STEUBENVILLE — The Jefferson County Historical Association will hold its annual meeting and banquet on Sept. 15 at St. Florian Hall in Wintersville, beginning at 5:30 p.m. with hors d’oeuvres preceding a sit-down dinner served at 6:15 p.m.

The menu includes salad and a choice of either stuffed chicken breast with rice and mixed vegetables or roast beef with mashed potatoes and mixed vegetables. Dessert will be served with tea and coffee. Cost is $30 per person. Reservations should be returned with menu choice by Thursday to JCHA, P.O. Box 4268, Steubenville, OH 43952.

The meeting is held annually to review the past year’s accomplishments and to announce goals for the next year.

It also is occasion to welcome a guest speaker, in this case area native Lou Martin, associate professor of history at Chatham University and chair of the department of history, political science and international studies.

The steel industry of the Ohio Valley will be the topic for the guest lecturer of 19th century industrialization who resides in Pittsburgh with his wife.

Martin graduated from Oak Glen High School and earned his bachelor’s degree and doctorate from West Virginia University. He has published articles in “Pennsylvania History” and “LABOR: Studies in Working-Class History of the Americas.” His book, “Smokestacks in the Hills: Rural-Industrial Workers in West Virginia,” is published by the University of Illinois Press as part of its Working Class in American History series.

Promotional material regarding the speaker notes:

“Long considered an urban phenomenon, industrialization also transformed the American countryside. Lou Martin weaves the narrative of how the relocation of the steel and pottery factories in the Ohio River Valley created a rural and small-town working class and what that meant for communities and for labor. The result is an illuminating consideration of capital mobility, the ways in which changing work experiences defined gender roles and the erroneous but persistent myth that modernizing forces bulldozed docile local cultures.”

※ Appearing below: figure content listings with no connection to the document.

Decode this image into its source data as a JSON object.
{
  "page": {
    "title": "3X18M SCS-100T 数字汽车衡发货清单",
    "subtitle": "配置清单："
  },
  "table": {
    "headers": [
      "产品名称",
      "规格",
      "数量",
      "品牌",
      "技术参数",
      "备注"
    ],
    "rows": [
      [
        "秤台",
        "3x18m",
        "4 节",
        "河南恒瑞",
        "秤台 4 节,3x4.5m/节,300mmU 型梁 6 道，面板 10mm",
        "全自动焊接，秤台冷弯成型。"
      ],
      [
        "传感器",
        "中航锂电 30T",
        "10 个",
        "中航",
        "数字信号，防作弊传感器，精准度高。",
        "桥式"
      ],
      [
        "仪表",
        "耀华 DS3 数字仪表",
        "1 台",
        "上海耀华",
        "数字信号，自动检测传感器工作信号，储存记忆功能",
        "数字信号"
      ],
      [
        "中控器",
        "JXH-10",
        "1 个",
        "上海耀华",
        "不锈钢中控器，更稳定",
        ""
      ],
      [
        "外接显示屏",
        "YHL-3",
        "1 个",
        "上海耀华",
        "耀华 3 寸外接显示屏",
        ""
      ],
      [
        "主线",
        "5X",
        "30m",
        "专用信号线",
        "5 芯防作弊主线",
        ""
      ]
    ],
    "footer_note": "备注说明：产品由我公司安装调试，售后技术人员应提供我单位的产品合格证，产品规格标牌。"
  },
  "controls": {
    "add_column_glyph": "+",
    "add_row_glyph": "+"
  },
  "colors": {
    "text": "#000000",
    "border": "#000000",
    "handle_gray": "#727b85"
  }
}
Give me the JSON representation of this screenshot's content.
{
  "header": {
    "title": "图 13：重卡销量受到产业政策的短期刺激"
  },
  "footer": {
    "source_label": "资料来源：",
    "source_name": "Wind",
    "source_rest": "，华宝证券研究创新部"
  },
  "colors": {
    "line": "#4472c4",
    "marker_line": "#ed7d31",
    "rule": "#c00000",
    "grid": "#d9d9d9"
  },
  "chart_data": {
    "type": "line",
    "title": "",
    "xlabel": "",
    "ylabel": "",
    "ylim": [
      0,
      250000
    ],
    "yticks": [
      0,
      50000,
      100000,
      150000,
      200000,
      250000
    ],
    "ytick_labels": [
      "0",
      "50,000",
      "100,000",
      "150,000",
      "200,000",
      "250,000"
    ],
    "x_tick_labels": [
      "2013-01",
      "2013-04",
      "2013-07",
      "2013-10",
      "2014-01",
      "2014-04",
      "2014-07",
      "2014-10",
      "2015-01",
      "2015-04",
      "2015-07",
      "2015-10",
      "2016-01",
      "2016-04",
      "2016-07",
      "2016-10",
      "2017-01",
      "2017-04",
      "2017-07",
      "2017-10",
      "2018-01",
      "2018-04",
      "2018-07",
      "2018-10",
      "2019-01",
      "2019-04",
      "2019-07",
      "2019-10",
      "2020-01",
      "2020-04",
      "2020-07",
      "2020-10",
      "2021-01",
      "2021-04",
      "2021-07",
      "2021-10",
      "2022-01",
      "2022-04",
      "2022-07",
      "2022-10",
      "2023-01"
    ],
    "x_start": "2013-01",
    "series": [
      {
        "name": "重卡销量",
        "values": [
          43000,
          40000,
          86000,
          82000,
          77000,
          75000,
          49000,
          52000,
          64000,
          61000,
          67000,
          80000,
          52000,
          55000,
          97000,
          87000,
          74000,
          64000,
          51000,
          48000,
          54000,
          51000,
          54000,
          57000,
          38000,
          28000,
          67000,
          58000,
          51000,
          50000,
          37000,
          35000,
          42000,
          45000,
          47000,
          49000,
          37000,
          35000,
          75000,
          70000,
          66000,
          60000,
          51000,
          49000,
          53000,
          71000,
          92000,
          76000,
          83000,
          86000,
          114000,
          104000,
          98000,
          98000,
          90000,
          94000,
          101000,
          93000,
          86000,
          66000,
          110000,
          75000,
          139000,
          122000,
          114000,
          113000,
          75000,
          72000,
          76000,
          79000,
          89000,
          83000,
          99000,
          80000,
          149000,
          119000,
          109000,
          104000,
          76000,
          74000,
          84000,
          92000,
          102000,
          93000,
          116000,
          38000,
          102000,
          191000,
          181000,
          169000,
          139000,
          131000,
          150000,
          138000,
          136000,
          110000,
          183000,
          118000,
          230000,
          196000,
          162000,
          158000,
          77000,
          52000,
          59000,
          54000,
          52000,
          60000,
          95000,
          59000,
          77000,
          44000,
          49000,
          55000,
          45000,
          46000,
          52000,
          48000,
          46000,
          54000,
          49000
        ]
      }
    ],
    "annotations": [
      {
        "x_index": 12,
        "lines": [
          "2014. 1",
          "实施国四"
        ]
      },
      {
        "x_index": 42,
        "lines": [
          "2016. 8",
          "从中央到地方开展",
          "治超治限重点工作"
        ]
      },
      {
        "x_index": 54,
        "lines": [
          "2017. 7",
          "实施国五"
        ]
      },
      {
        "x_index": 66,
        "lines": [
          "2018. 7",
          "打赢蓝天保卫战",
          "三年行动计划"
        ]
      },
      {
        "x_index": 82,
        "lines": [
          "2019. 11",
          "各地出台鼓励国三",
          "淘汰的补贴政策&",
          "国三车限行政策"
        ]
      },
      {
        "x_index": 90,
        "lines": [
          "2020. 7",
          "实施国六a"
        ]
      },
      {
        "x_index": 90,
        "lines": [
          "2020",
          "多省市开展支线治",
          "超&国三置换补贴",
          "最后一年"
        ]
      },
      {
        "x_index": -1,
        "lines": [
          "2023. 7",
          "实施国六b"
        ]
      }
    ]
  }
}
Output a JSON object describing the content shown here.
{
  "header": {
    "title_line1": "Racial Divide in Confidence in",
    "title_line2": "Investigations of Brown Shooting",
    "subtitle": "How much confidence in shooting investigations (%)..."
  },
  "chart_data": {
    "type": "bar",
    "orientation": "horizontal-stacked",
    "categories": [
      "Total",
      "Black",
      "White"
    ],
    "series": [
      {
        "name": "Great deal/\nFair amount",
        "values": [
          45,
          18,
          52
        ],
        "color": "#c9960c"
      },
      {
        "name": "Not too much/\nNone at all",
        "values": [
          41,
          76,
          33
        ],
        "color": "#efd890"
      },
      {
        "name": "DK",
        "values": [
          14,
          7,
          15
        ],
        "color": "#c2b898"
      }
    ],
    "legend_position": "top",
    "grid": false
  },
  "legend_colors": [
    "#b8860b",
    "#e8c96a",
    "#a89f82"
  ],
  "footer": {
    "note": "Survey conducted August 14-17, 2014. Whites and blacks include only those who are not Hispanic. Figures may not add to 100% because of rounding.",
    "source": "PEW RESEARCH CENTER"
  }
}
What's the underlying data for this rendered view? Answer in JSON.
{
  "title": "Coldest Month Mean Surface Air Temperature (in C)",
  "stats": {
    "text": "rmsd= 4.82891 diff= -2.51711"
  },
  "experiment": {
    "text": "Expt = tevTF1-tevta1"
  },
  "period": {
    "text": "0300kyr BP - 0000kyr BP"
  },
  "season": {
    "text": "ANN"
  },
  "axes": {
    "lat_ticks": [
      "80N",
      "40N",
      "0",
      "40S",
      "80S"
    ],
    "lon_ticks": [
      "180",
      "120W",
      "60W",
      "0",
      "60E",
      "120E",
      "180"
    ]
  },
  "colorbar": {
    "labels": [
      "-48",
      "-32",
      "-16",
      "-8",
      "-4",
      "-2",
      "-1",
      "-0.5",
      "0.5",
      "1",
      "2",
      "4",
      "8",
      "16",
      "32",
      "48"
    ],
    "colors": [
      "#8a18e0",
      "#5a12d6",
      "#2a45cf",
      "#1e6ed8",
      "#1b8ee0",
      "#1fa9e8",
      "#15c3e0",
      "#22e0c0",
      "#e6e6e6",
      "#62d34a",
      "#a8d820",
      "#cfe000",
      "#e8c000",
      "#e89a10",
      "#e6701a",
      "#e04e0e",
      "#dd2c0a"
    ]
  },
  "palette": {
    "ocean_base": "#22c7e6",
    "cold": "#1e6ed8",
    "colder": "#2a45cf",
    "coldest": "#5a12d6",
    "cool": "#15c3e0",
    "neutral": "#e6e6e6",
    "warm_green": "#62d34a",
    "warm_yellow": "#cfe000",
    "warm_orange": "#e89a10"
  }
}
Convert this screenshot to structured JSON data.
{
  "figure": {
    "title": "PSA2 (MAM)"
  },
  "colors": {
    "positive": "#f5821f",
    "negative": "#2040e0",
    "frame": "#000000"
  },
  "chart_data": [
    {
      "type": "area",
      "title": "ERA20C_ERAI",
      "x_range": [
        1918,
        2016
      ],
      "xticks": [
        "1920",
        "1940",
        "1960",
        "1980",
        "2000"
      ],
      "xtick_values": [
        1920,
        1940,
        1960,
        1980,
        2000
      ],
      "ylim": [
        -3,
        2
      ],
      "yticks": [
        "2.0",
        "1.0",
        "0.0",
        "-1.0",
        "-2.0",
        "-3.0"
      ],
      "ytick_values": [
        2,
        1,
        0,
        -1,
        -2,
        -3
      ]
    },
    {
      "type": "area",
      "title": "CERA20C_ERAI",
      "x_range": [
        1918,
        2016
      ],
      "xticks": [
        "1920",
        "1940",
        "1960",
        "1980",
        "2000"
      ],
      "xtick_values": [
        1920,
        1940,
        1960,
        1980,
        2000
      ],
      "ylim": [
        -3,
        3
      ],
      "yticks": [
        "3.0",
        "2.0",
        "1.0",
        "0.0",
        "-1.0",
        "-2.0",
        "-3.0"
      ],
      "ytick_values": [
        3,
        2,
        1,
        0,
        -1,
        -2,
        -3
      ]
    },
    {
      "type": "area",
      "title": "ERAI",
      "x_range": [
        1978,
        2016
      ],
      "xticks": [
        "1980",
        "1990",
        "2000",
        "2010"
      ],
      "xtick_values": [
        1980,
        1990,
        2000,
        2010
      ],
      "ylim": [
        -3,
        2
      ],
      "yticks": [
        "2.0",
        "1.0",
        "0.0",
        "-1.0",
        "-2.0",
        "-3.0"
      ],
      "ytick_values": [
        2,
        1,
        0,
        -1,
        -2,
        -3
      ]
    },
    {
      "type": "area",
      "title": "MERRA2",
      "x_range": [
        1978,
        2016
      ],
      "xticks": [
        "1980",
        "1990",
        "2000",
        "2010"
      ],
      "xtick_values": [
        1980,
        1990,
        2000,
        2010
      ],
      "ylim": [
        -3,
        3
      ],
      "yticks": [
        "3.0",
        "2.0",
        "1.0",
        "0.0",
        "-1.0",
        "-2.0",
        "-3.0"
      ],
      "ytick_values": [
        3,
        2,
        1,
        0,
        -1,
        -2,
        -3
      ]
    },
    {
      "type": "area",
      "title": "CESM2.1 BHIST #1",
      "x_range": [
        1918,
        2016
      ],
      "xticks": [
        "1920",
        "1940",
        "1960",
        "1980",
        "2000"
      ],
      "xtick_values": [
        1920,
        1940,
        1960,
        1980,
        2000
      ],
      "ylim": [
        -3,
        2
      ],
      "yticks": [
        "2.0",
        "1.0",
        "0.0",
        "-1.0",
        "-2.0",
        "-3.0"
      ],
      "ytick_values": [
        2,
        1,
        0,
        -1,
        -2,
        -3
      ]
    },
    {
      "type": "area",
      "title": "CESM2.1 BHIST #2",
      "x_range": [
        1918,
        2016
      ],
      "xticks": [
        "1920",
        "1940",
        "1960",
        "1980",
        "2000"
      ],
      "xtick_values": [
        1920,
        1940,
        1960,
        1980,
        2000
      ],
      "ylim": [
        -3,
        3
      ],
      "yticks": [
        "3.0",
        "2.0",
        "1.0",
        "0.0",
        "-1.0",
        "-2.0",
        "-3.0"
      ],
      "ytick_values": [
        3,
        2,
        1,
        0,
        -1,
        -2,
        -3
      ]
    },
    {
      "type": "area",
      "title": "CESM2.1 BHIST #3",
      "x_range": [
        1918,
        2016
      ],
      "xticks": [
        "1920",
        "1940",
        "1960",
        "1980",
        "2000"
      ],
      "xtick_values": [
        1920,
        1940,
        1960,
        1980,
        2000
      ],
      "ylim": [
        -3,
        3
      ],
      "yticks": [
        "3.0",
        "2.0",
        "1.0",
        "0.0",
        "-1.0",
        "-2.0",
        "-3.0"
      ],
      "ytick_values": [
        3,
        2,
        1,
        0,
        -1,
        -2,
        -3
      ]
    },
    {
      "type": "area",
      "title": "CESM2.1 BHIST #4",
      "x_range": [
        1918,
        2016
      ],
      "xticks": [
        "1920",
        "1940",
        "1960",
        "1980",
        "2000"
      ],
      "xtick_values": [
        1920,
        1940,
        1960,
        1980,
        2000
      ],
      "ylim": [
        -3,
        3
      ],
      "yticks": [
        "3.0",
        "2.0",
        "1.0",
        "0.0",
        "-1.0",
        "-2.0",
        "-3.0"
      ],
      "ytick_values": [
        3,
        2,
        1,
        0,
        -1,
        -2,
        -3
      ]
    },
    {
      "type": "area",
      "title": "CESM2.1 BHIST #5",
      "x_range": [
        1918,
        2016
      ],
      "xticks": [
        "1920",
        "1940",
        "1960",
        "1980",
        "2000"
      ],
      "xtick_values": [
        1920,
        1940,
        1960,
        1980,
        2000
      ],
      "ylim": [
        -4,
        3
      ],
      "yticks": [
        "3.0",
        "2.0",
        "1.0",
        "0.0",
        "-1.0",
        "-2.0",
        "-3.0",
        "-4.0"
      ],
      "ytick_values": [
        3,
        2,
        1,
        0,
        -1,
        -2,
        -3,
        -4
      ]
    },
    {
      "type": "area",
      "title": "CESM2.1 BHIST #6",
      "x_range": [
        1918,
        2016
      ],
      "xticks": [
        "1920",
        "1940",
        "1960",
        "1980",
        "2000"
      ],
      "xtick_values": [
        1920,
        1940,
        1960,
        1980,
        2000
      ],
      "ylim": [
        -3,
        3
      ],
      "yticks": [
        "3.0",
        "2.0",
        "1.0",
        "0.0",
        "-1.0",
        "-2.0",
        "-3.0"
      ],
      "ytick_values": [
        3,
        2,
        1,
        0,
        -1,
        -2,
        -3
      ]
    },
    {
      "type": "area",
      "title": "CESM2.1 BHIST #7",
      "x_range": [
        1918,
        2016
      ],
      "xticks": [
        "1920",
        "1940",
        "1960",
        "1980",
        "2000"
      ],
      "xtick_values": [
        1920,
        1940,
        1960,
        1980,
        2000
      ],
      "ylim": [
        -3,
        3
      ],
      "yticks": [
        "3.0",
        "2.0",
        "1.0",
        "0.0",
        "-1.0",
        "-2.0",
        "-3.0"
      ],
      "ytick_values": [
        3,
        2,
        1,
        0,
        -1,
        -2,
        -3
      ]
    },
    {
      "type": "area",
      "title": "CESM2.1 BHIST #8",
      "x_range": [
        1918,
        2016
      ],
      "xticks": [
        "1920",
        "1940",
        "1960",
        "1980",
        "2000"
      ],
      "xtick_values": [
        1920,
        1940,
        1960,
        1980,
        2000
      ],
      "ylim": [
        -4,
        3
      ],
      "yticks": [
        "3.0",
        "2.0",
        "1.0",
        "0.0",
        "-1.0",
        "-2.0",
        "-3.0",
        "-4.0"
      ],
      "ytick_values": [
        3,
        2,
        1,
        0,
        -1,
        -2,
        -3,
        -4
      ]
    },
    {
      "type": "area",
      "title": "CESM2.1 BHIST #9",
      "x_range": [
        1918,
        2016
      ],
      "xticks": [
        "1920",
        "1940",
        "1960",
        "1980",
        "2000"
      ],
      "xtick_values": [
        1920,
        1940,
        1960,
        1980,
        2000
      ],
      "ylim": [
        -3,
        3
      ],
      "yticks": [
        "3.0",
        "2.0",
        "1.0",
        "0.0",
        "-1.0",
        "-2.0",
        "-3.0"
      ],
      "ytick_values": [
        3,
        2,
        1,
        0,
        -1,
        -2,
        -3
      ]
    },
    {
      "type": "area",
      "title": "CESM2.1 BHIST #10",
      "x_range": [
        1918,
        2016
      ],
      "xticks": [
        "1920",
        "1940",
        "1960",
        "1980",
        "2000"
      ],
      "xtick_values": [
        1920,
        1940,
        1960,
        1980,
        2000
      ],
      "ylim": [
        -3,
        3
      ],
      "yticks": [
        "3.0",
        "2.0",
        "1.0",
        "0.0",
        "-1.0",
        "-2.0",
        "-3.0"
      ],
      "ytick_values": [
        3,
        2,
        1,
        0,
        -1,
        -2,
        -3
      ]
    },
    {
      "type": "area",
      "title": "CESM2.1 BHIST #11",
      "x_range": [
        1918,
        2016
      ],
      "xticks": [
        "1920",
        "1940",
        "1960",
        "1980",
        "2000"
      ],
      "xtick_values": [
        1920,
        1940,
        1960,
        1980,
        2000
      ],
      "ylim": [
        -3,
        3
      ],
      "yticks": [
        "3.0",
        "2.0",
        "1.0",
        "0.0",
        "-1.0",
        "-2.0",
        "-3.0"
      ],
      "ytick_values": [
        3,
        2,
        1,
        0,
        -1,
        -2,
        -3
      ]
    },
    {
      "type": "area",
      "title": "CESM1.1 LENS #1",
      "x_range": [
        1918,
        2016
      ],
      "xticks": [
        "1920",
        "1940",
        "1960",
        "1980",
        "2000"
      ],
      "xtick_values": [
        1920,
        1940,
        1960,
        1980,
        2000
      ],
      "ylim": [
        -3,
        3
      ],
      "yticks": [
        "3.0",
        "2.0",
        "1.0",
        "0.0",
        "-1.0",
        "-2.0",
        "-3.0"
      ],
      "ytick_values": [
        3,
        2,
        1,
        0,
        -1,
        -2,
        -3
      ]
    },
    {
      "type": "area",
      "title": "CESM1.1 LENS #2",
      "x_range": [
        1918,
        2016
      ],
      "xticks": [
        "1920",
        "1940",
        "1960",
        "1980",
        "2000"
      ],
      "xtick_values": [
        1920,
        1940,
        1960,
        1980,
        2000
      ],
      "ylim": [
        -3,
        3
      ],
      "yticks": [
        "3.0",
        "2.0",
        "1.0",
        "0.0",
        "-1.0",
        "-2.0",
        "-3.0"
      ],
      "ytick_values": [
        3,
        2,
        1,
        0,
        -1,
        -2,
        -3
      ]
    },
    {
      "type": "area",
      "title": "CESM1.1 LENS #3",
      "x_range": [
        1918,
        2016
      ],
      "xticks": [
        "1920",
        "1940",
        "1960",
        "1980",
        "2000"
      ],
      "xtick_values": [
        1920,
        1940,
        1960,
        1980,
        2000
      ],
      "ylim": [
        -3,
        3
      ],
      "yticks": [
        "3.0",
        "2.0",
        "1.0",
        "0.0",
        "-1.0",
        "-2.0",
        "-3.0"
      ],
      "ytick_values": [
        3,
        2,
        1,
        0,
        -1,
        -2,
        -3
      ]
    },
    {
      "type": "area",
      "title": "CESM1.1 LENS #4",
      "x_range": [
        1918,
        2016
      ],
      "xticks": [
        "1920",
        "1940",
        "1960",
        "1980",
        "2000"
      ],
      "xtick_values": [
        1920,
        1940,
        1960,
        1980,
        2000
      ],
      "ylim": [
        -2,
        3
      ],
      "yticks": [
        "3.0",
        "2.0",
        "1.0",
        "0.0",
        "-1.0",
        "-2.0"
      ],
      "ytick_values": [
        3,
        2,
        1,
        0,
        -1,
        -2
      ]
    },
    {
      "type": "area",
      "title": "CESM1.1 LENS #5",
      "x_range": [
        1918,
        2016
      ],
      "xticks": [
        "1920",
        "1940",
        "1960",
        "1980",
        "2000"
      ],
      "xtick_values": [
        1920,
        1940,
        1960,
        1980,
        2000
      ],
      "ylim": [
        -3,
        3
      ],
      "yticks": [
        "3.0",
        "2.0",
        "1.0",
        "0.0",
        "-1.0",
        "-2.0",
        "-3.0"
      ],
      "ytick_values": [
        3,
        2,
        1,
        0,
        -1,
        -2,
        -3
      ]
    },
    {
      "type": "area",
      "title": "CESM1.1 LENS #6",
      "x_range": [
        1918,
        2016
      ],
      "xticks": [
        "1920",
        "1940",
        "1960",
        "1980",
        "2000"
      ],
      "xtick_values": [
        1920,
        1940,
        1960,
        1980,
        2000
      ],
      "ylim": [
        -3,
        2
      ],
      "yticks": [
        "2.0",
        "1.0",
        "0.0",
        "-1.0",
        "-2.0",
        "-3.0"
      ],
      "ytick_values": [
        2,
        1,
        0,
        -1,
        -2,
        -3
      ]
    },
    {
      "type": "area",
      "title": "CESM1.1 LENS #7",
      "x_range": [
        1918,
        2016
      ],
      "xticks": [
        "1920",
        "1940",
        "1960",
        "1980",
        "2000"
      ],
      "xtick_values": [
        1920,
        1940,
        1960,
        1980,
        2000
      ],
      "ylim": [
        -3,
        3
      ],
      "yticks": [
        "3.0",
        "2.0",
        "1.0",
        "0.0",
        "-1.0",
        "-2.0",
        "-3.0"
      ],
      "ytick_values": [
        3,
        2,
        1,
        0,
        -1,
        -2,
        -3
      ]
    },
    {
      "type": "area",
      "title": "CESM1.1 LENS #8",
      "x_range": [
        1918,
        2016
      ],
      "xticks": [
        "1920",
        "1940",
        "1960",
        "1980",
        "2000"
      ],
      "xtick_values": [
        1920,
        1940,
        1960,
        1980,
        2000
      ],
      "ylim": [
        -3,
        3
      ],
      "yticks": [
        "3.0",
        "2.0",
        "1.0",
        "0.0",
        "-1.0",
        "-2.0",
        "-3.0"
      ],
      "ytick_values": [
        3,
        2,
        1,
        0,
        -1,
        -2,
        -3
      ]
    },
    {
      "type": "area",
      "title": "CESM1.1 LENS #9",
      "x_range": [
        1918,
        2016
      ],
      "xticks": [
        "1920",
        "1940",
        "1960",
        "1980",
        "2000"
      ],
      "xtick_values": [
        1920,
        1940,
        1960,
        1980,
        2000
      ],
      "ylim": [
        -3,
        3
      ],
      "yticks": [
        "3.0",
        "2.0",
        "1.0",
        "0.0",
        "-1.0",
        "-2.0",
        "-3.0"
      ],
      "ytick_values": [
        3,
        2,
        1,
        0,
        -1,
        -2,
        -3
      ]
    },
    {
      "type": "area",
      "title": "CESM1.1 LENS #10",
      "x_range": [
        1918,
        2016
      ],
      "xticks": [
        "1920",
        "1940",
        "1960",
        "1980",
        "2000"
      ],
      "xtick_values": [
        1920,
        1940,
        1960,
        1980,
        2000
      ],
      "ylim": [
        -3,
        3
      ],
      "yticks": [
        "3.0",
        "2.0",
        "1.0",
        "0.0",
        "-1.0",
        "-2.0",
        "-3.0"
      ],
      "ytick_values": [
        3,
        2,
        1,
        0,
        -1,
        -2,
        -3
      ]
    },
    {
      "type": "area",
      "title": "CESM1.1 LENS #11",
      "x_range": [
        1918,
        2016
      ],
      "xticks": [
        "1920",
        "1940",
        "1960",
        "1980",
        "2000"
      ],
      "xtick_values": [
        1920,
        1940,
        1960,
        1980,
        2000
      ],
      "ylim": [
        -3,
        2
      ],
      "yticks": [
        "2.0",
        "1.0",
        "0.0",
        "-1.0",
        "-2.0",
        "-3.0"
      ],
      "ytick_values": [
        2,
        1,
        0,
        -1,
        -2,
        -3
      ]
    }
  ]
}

Officers of the historical association are: Judy Brancazio, president; Eleanor Naylor, first vice president; Charles Green, second vice president; Mike Giles, secretary; and Susan Probert, treasurer. Directors are Joan Anliker, Barry Bardone, Dr. Howard Brettell, Martha Freese, Mal Lilly, Robert Martin, Betty Masters, Robert Phillipson, Lois Rekowski, Dominic Teramana, Thomas Way and Linda Wells.